DNA, or deoxyribonucleic acid, is a molecule that serves as the medium for storing genetic information in all living organisms. It is a double helix characterized by alternating purine nucleobases (adenine and guanine) and pyrimidine nucleobases (cytidine and deoxycytidine). The bases of each DNA strand are located at the center of the helix and are bonded together, thereby linking the two DNA strands: adenine forms two hydrogen bonds with thymine (A-T), and guanine forms three hydrogen bonds with cytosine (G-C). This applies to all living beings, with one exception.

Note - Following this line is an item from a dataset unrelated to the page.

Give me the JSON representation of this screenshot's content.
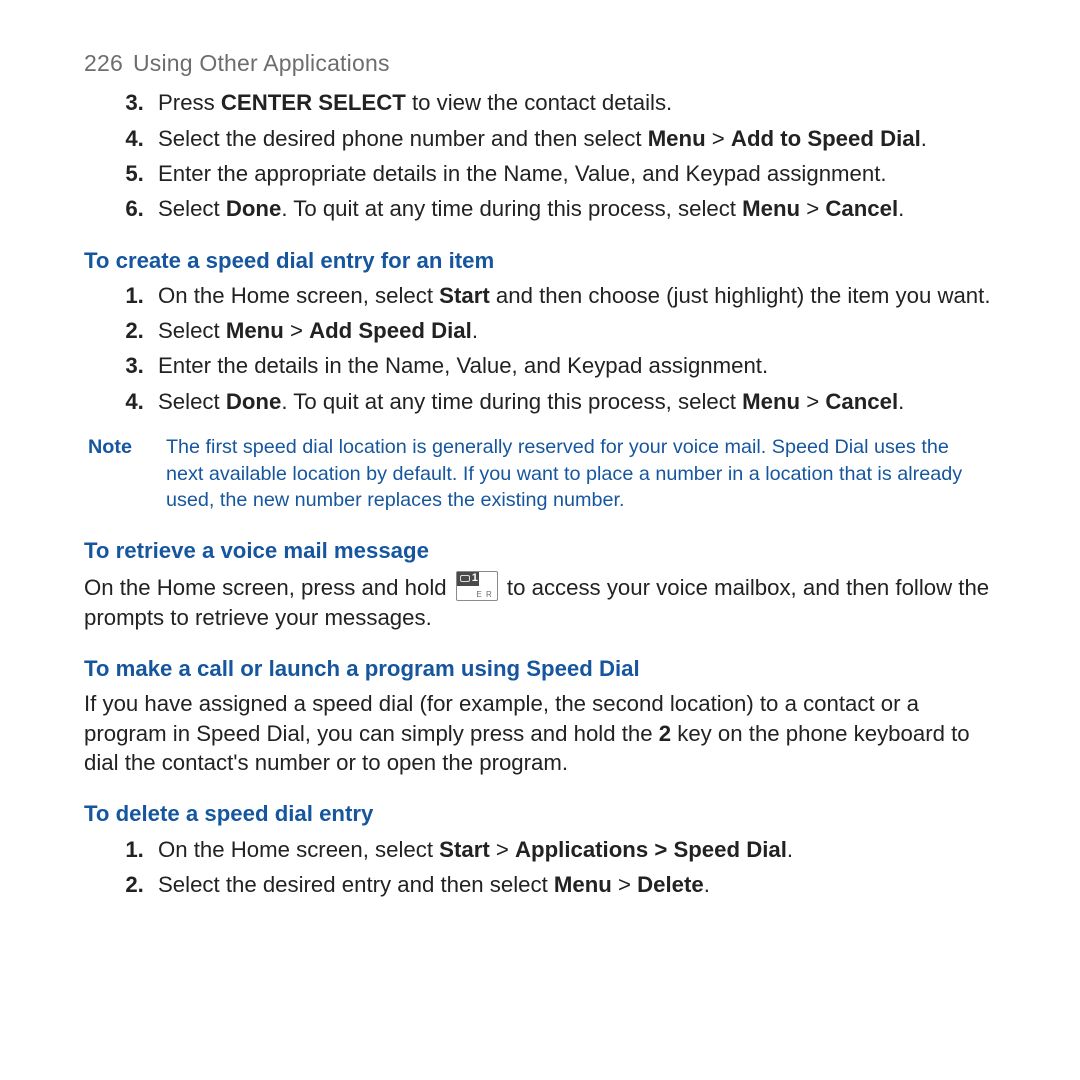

Cyanophage S-2L, an exception to conventional genetics

Cyanophage S-2L is a bacteriophage, in other words a virus that infects bacteria. In this phage, adenine is completely replaced by another base, 2-aminoadenine (represented by the letter Z). The latter forms three hydrogen bonds with thymine (Z-T), instead of the usual two bonds between adenine and thymine. This higher number of bonds increases the stability of the DNA at high temperatures and changes its conformation, meaning that the DNA is less well recognized by proteins and small molecules

2-aminoadenine biosynthesis pathway elucidated

Since it was discovered in 1977, cyanophage S-2L has been the only known exception, and the biosynthesis pathway of 2-aminoadenine has remained unknown. Scientists from the Institut Pasteur and the CNRS, in collaboration with the CEA, recently elucidated this biosynthesis pathway and demonstrated its enzymatic origins. They achieved this by identifying a homolog of the known enzyme succinoadenylate synthase (PurA) in the genome of cyanophage S-2L. A phylogenetic analysis of this enzyme family revealed a link between the homolog, known as PurZ, and the PurA enzyme in archaea. This indicates that the homolog is an ancient enzyme that probably conferred an evolutionary advantage. The research was carried out using the Institut Pasteur's Crystallography Platform.

The new Z-T base pair and the discovery of the biosynthesis pathway show that new bases can be enzymatically incorporated into genetic material. This increases the number of coding bases in DNA, paving the way for the development of synthetic genetic biopolymers.